Sunday, April 15, 2012
TSA tests airport check-in system
By Bart Jansen
USA TODAY
Airport check-ins for passengers are heading for higher technological
ground.
The Transportation Security Administration is testing a system that checks
identification and boarding passes by machine rather than the standard
visual check by officers.
The tests began last week at Washington-Dulles International Airport and
will start Tuesday at George Bush Intercontinental Airport in Houston and
April 23 in San Juan, Puerto Rico. The review will last several months,
gauging such things as how fast passengers move through the line and how
accurate the machines are.
While TSA officers have been checking identification with black lights and
magnifying glasses, the machines are geared to recognize all valid
identification, ranging from driver's licenses to tribal IDs and U.S. and
foreign passports.
TSA hopes the machines will do a more efficient job weeding out fraudulent
documents and getting passengers to their planes.

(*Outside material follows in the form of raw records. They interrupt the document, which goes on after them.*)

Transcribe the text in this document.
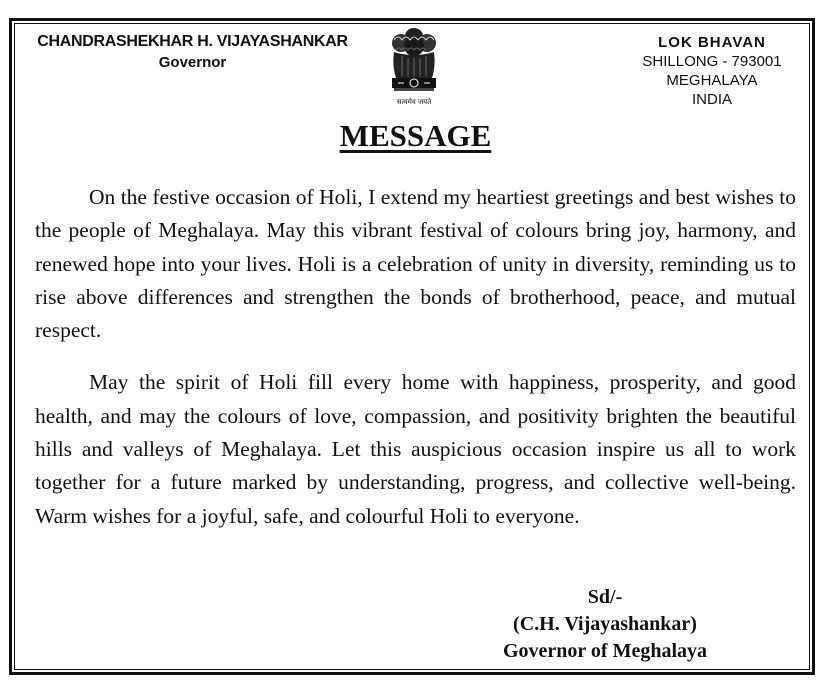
CHANDRASHEKHAR H. VIJAYASHANKAR
Governor
सत्यमेव जयते
LOK BHAVAN
SHILLONG - 793001
MEGHALAYA
INDIA
MESSAGE

On the festive occasion of Holi, I extend my heartiest greetings and best wishes to the people of Meghalaya. May this vibrant festival of colours bring joy, harmony, and renewed hope into your lives. Holi is a celebration of unity in diversity, reminding us to rise above differences and strengthen the bonds of brotherhood, peace, and mutual respect.

May the spirit of Holi fill every home with happiness, prosperity, and good health, and may the colours of love, compassion, and positivity brighten the beautiful hills and valleys of Meghalaya. Let this auspicious occasion inspire us all to work together for a future marked by understanding, progress, and collective well-being. Warm wishes for a joyful, safe, and colourful Holi to everyone.

Sd/-
(C.H. Vijayashankar)
Governor of Meghalaya
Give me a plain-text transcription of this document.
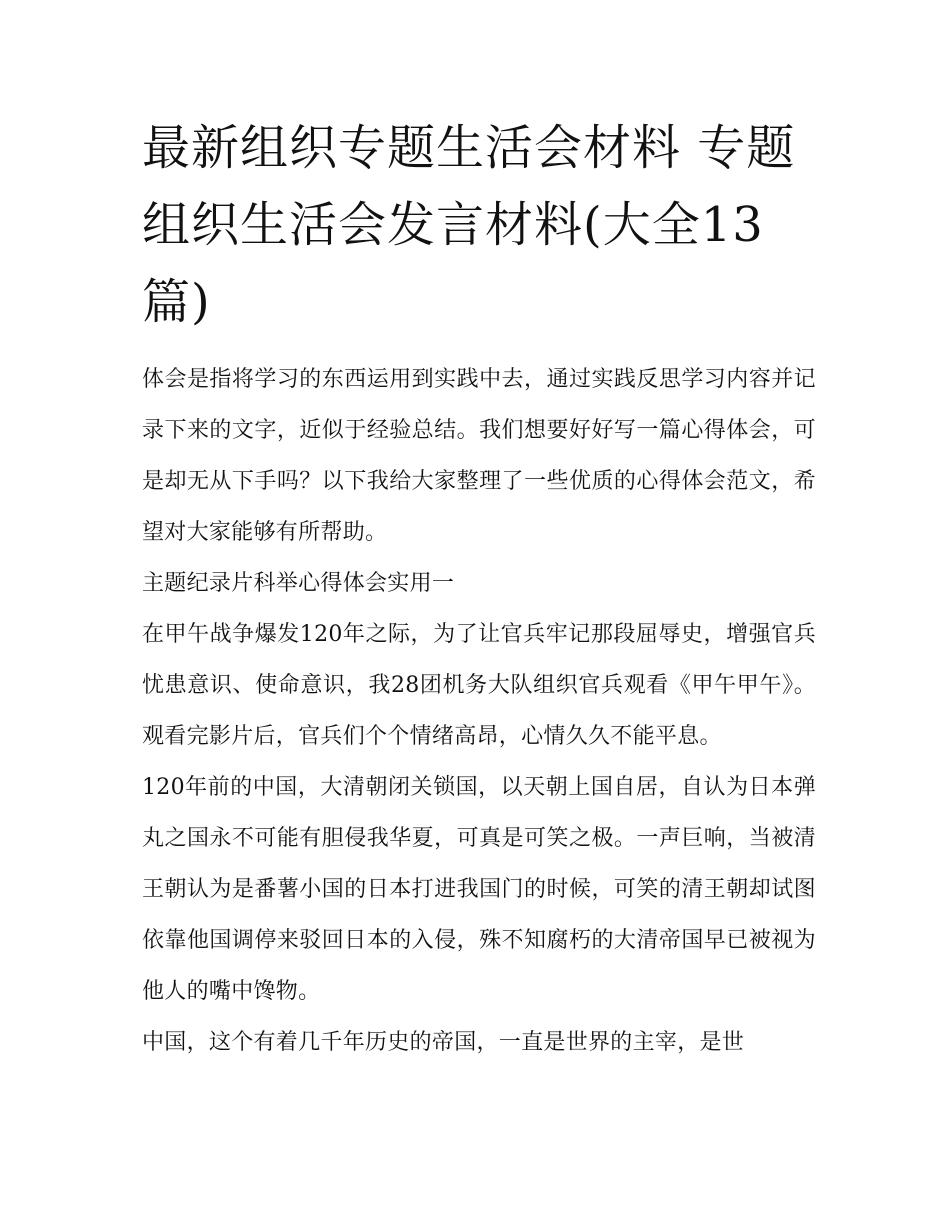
最新组织专题生活会材料 专题组织生活会发言材料(大全13篇)

体会是指将学习的东西运用到实践中去，通过实践反思学习内容并记录下来的文字，近似于经验总结。我们想要好好写一篇心得体会，可是却无从下手吗？以下我给大家整理了一些优质的心得体会范文，希望对大家能够有所帮助。

主题纪录片科举心得体会实用一

在甲午战争爆发120年之际，为了让官兵牢记那段屈辱史，增强官兵忧患意识、使命意识，我28团机务大队组织官兵观看《甲午甲午》。观看完影片后，官兵们个个情绪高昂，心情久久不能平息。

120年前的中国，大清朝闭关锁国，以天朝上国自居，自认为日本弹丸之国永不可能有胆侵我华夏，可真是可笑之极。一声巨响，当被清王朝认为是番薯小国的日本打进我国门的时候，可笑的清王朝却试图依靠他国调停来驳回日本的入侵，殊不知腐朽的大清帝国早已被视为他人的嘴中馋物。

中国，这个有着几千年历史的帝国，一直是世界的主宰，是世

"For efficiency, it is fantastic," says Domenic Bianchini, TSA director of
checkpoint technology. "We think it's a valuable technology, and we think
over time we will see the real value added."
As demonstrated at Dulles, passengers step up to the TSA desk and scan the
bar codes of their boarding passes, like a can of soup at the self-checkout
at a grocery store. The TSA officer scans the identification, which the
machine authenticates and compares with the boarding pass.
The machine doesn't store any personal information about the passenger, says
Greg Soule, a TSA spokesman.
A discrepancy can lead to more questions or checking the identification more
closely. When a TSA officer had a question last week about the
identification of a bespectacled man in khakis and a dark blazer, she
scrutinized the driver's license under a magnifying glass and then asked a
few more questions before sending the passenger on his way.
If a fraudulent document is found, the passenger is referred to
law-enforcement officials for possible charges.
The first 30 machines cost $3.2 million, Soule says. Three companies - BAE
Systems Information Solutions, Trans Digital Technologies and NCR Government
Systems - provided the initial machines that were customized for TSA.